Jeanne de Mauguet/Épilogue

Alphonse Durr, Michel Lévy frères (p. 331-337).


ÉPILOGUE

Nous sommes en 1848. La révolution de juillet, les émeutes, les changements de ministères, les orages parlementaires, l’avènement de la seconde république ont passé sur la France, sans faire dévier la destinée toute tracée des habitants de Mauguet.

Mais, si les bouleversements politiques ont été impuissants à déranger le cours naturel des choses, si la fortune reconstituée par Jeanne sur de solides bases, et toujours aménagée par sa main ferme et puissante, ne s’est trouvée arrêtée dans son développement par aucune crise et a pris au contraire un accroissement inespéré ; en revanche, la mort, en faisant sur le globe sa fatale tournée, a fauché plusieurs têtes, les unes, jeunes encore, les autres, courbées sous le poids des années ; et le temps a fortement marqué son empreinte sur celles qui survivent.

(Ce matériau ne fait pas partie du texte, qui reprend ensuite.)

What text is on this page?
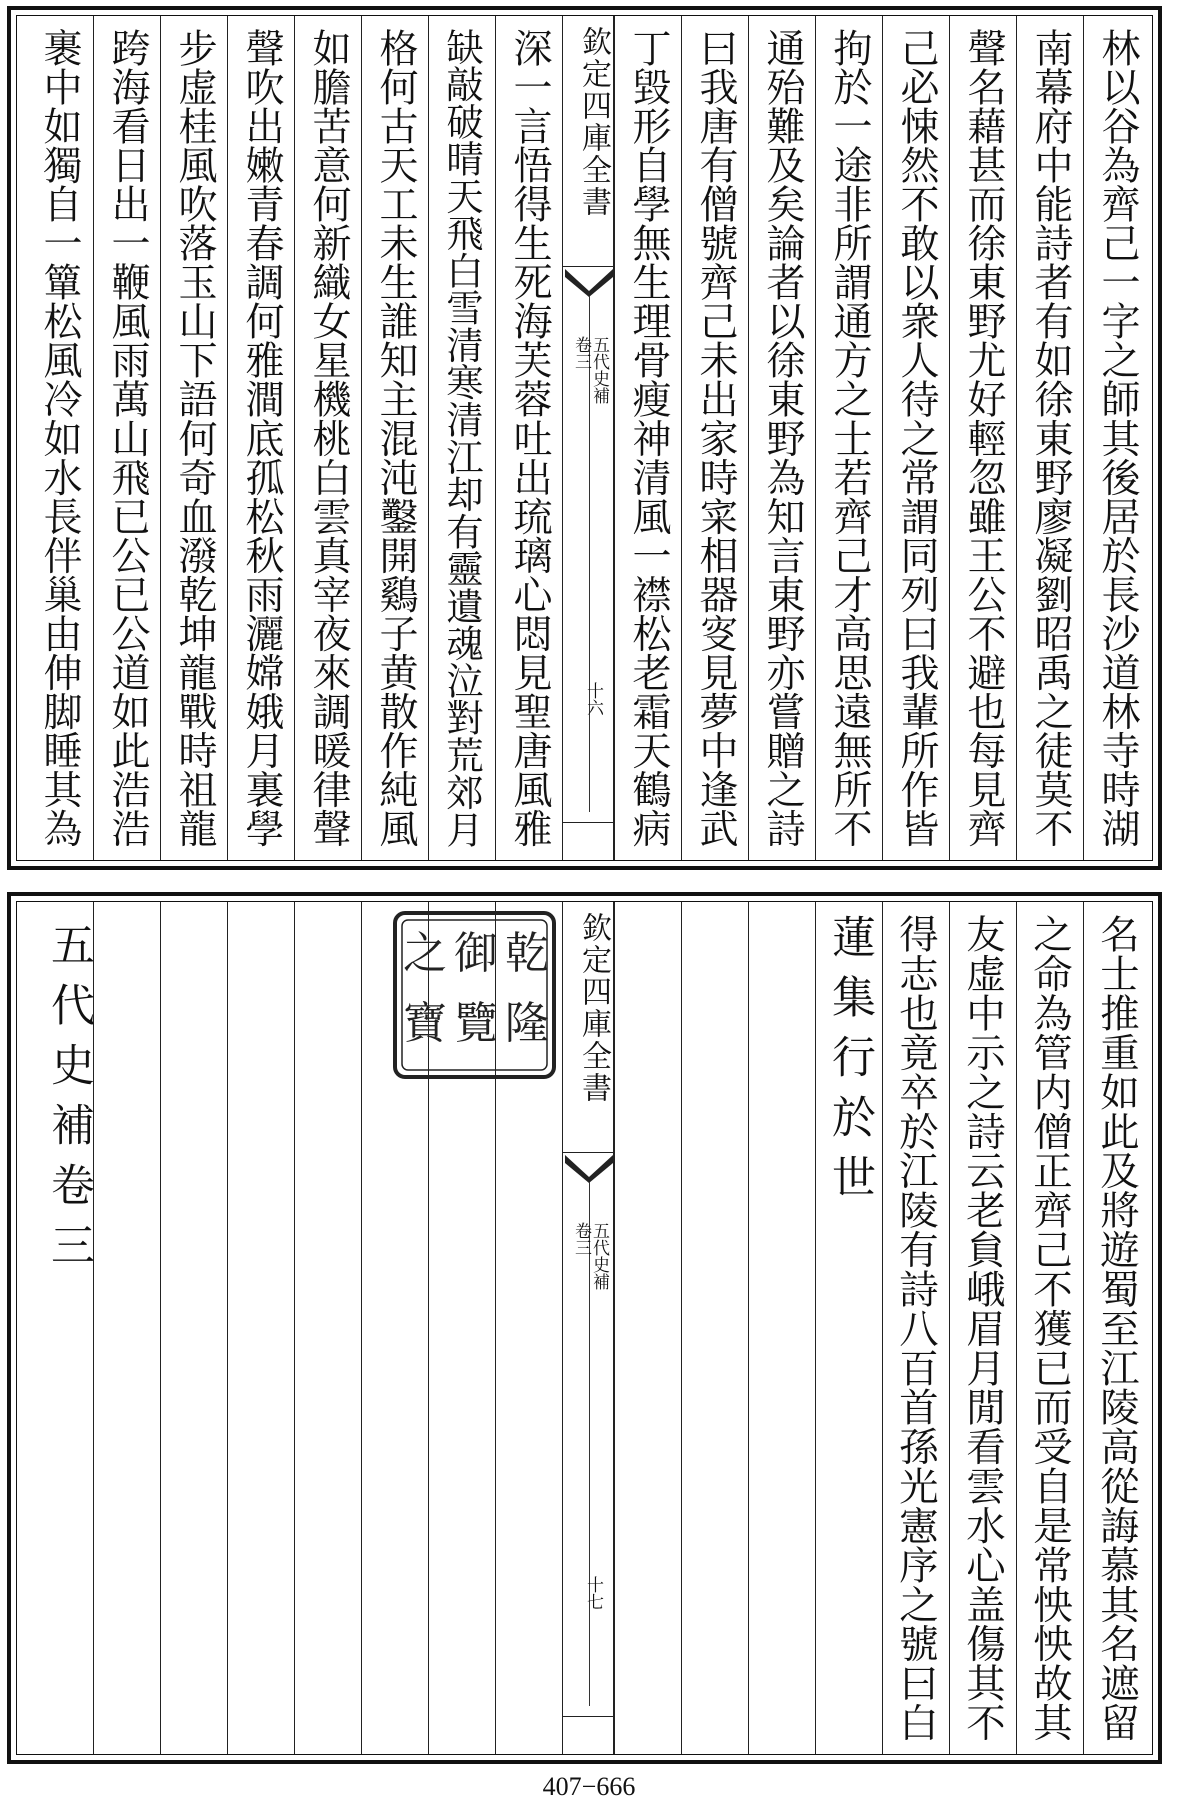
林以谷為齊己一字之師其後居於長沙道林寺時湖
南幕府中能詩者有如徐東野廖凝劉昭禹之徒莫不
聲名藉甚而徐東野尤好輕忽雖王公不避也每見齊
己必悚然不敢以衆人待之常謂同列曰我輩所作皆
拘於一途非所謂通方之士若齊己才高思遠無所不
通殆難及矣論者以徐東野為知言東野亦嘗贈之詩
曰我唐有僧號齊己未出家時寀相器叜見夢中逢武
丁毀形自學無生理骨瘦神清風一襟松老霜天鶴病
欽定四庫全書
五代史補
卷三
十六
深一言悟得生死海芙蓉吐出琉璃心悶見聖唐風雅
缺敲破晴天飛白雪清寒清江却有靈遺魂泣對荒郊月
格何古天工未生誰知主混沌鑿開鷄子黄散作純風
如膽苦意何新織女星機桃白雲真宰夜來調暖律聲
聲吹出嫩青春調何雅澗底孤松秋雨灑嫦娥月裏學
步虚桂風吹落玉山下語何奇血潑乾坤龍戰時祖龍
跨海看日出一鞭風雨萬山飛已公已公道如此浩浩
裹中如獨自一簞松風冷如水長伴巢由伸脚睡其為
名士推重如此及將遊蜀至江陵高從誨慕其名遮留
之命為管内僧正齊己不獲已而受自是常怏怏故其
友虚中示之詩云老貟峨眉月閒看雲水心盖傷其不
得志也竟卒於江陵有詩八百首孫光憲序之號曰白
蓮集行於世
欽定四庫全書
五代史補
卷三
十七
五代史補卷三	乾
隆
御
覽
之
寶
407−666
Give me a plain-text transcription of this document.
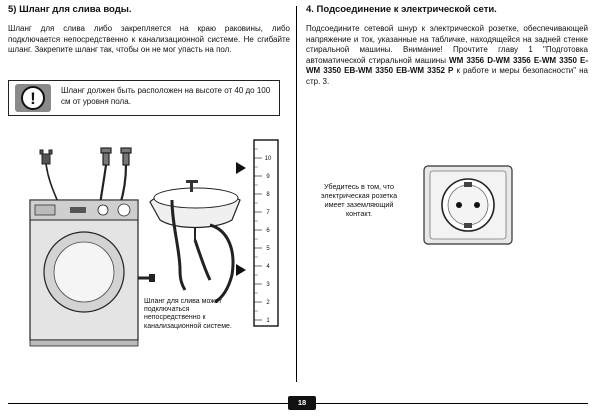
5) Шланг для слива воды.
Шланг для слива либо закрепляется на краю раковины, либо подключается непосредственно к канализационной системе. Не сгибайте шланг. Закрепите шланг так, чтобы он не мог упасть на пол.
!	Шланг должен быть расположен на высоте от 40 до 100 см от уровня пола.
10
9
8
7
6
5
4
3
2
1
Шланг для слива может подключаться непосредственно к канализационной системе.
4. Подсоединение к электрической сети.
Подсоедините сетевой шнур к электрической розетке, обеспечивающей напряжение и ток, указанные на табличке, находящейся на задней стенке стиральной машины. Внимание! Прочтите главу 1 "Подготовка автоматической стиральной машины WM 3356 D-WM 3356 E-WM 3350 E-WM 3350 EB-WM 3350 EB-WM 3352 P к работе и меры безопасности" на стр. 3.
Убедитесь в том, что электрическая розетка имеет заземляющий контакт.
18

Madame Margerie n’a pas tardé à rejoindre son mari. Le vicomte a été emporté, il y a quelques mois, par une attaque d’apoplexie ; enfin, Myon est morte de vieillesse l’année précédente.

Jeanne, malgré ses soixante-quinze ans, se porte bien encore, et tient fièrement sa belle tête, encadrée de coiffes blanches, sous ses voiles de deuil, marquée de rides puissantes, et animée de la flamme de l’intelligence. Marguerite, maigre, pâle d’une pâleur mate comme celle du vieil ivoire, la taille courbée, les membres agités par le tremblement qui ne l’a point quittée depuis sa maladie, semble plus cassée que sa tante. On dirait une morte, si une ardente vie ne s’était réfugiée dans ses yeux. L’abbé Aubert est perclus de rhumatismes ; ses infirmités l’empêchent depuis quelques années d’exercer le saint ministère, et il s’est retiré à Mauguet où les soins affectueux de sa vieille amie adoucissent ses maux. Un jeune pasteur gouverne la paroisse de Saint-Jouvent.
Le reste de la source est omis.